This month, Verizon released its Data Breach Investigations Report (DBIR) for 2017. One thing stood out: the rise in cyber-espionage. Spies take many different forms, but they’re all after corporate information. How can you stop them pilfering your secrets and getting a market advantage?
Verizon saw more espionage-related breaches this year than last. 2016’s report found 247 total incidents, with 155 resulting in a confirmed data disclosure. This year, that jumped to 328, and intruders were more successful; 289 of the breaches led to the successful theft of data. Of course, there may be many more breaches that no one noticed.
At least one thing stayed constant in the figures: the most significant target sectors for cyber-spies. Manufacturing and public sector organizations are the most popular targets. What kinds of things do these attackers steal?
Much depends on who the attacker is. They fall into several categories, says Bob Gourley, former CTO of the Defense Intelligence Agency, and now partner and co-founder of Cognitio, a consulting firm that sports several former intelligence agency pros.
Nation states will hack for military or commercial purposes, and will often steal intellectual property to help domestic businesses linked to state interests. If a manufacturer can get to market earlier with a new product by filching the blueprints from your company, then that country’s economy – and its government – benefits.
Nation states will often sponsor others to do the hacking for them, Gourley says. “China is definitely guilty of this – it’s proven where they will allow orgs in the government or private sector to hack for theft of IP, sometimes encouraging, sometimes aiding,” he says.
A partnership between government and third party hackers means that both parties win. Governments get plausible deniability. “Having a nation behind you gives you more competence, cover, and intelligence support,” he adds.
Organized criminal groups will also go after enterprise data that they can sell on dark markets, but state-affiliated actors are more selective, and play a long game, says the DBIR. No wonder, then, that it attributed nine in ten breaches to state-affiliated actors.
How they get in
Social engineering was the more popular form of cyber-espionage attack, said the report, typified by phishing attacks that give intruders a foothold into the system using stolen account credentials. The use of back doors to hack directly into corporate networks came second, and malware using command and control networks came third.

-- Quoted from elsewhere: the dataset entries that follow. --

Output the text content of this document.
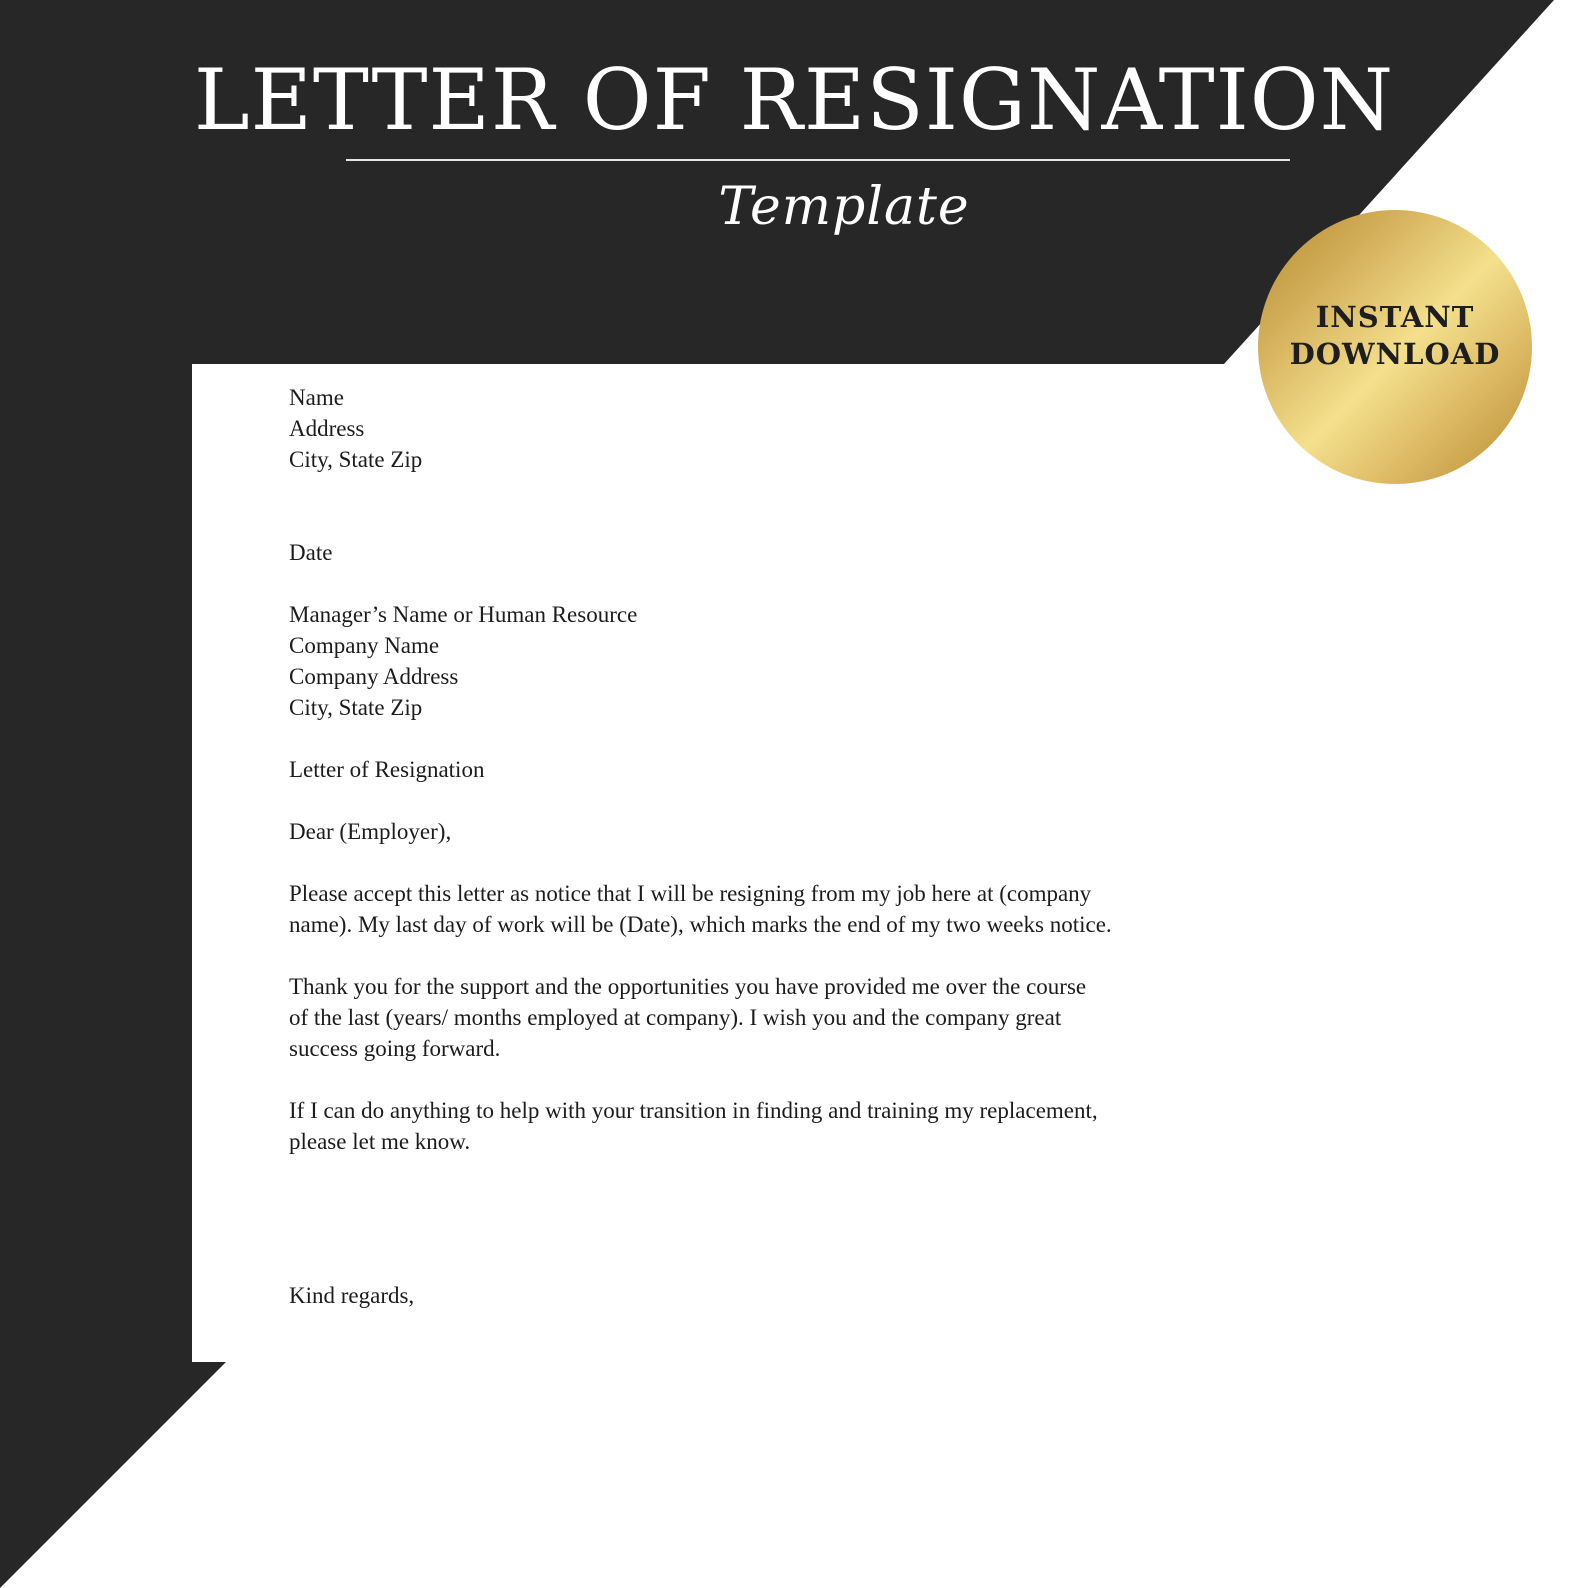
LETTER OF RESIGNATION
Template
Name
Address
City, State Zip
Date
Manager’s Name or Human Resource
Company Name
Company Address
City, State Zip
Letter of Resignation
Dear (Employer),

Please accept this letter as notice that I will be resigning from my job here at (company
name). My last day of work will be (Date), which marks the end of my two weeks notice.

Thank you for the support and the opportunities you have provided me over the course
of the last (years/ months employed at company). I wish you and the company great
success going forward.

If I can do anything to help with your transition in finding and training my replacement,
please let me know.

Kind regards,
INSTANT
DOWNLOAD
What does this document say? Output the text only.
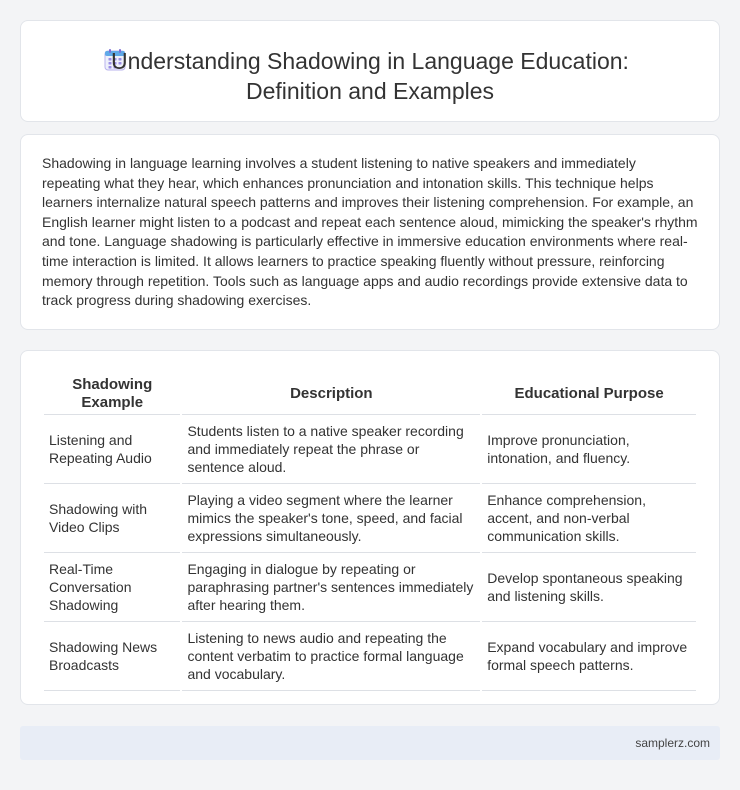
Understanding Shadowing in Language Education:
Definition and Examples

Shadowing in language learning involves a student listening to native speakers and immediately repeating what they hear, which enhances pronunciation and intonation skills. This technique helps learners internalize natural speech patterns and improves their listening comprehension. For example, an English learner might listen to a podcast and repeat each sentence aloud, mimicking the speaker's rhythm and tone. Language shadowing is particularly effective in immersive education environments where real-time interaction is limited. It allows learners to practice speaking fluently without pressure, reinforcing memory through repetition. Tools such as language apps and audio recordings provide extensive data to track progress during shadowing exercises.

Shadowing Example	Description	Educational Purpose
Listening and Repeating Audio	Students listen to a native speaker recording and immediately repeat the phrase or sentence aloud.	Improve pronunciation, intonation, and fluency.
Shadowing with Video Clips	Playing a video segment where the learner mimics the speaker's tone, speed, and facial expressions simultaneously.	Enhance comprehension, accent, and non-verbal communication skills.
Real-Time Conversation Shadowing	Engaging in dialogue by repeating or paraphrasing partner's sentences immediately after hearing them.	Develop spontaneous speaking and listening skills.
Shadowing News Broadcasts	Listening to news audio and repeating the content verbatim to practice formal language and vocabulary.	Expand vocabulary and improve formal speech patterns.
samplerz.com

A significant addition to attack techniques over last year’s list was adminware – the use of compromised legitimate administration tools to gain access to corporate systems.
How do you prevent against these cyber-attacks? Common cybersecurity hygiene is still the biggest starting point (and according to SecTor experts, the point that many CIOs still overlook). Tools to stop attackers establishing a foothold with malware are important, especially as almost three-quarters of malicious payloads arrived by email, with another 13% delivered via drive-by downloads.
DBIR also recommends network segmentation, in conjunction with multi-factor authentication, to stop attackers moving laterally through the network should they gain access (and the chances are that they will).
The spy who was in all along
This is all great advice, but tools alone won’t prevent what Christopher Burgess sees as the biggest cyber-espionage threat: insiders. Disgruntled or desperate employees are still the number one cause for concern, warns the founder of security consulting firm Prevendra, who was formerly a CIA station chief and senior security advisor to the chief security officer at Cisco.
“The nation state, the criminal and the competitor can all reach out to your individual, who is the key to the kingdom,” he says, adding that such insider threats are difficult to detect. “If that individual stays in their purview, doesn’t go fishing for information that they didn’t have natural access to, and doesn’t copy information in violation of the technologies monitoring your equipment, you will never detect them unless the information they’re providing is revealed somewhere.”
Companies can make it harder for insiders to steal information using technologies like user behaviour analytics, identity and access management, and data leak prevention. These are all valid approaches, but the truly savvy organization will make it harder for spies to tempt employees in the first place, he says.
Revenge, greed and financial need are the biggest causes of insider breaches, according to Burgess. By managing employees properly, companies can help to prevent resentments from brewing. Best practices like career succession and properly-trained managers are key to happy employees.
Another best practice is to understand any emerging financial needs. Unexpected challenges can quickly derail a family, especially when so many are living month to month. For many, all it takes is a sick family member to potentially bankrupt a household. On that note, offering proper employee healthcare insurance in jurisdictions that need it can stave off temptations.
“Understand when they’re going through hardship and make resources available to help,” Burgess says. “Otherwise, they may look around and say ‘I can’t sell my house, so the only thing left is to sell what I know’,” he warns. “It’s survival.”
One of the biggest danger points for companies worried about protecting against corporate espionage from insiders is when they leave. There’s a natural opportunity at that point for individuals to sell what they know to others. Providing a smooth transition is key. Retiring a senior worker without properly managing that process could leave them open to offers from spies – and punch a hole below your waterline.
Cyber-espionage is as much about people as it is about tools. Ensure that you’re using appropriate technologies and cybersecurity best practices to protect yourself from hackers who want to sniff out your information, but don’t forget the human element. For spies of all kinds, live assets are just as important as digital ones.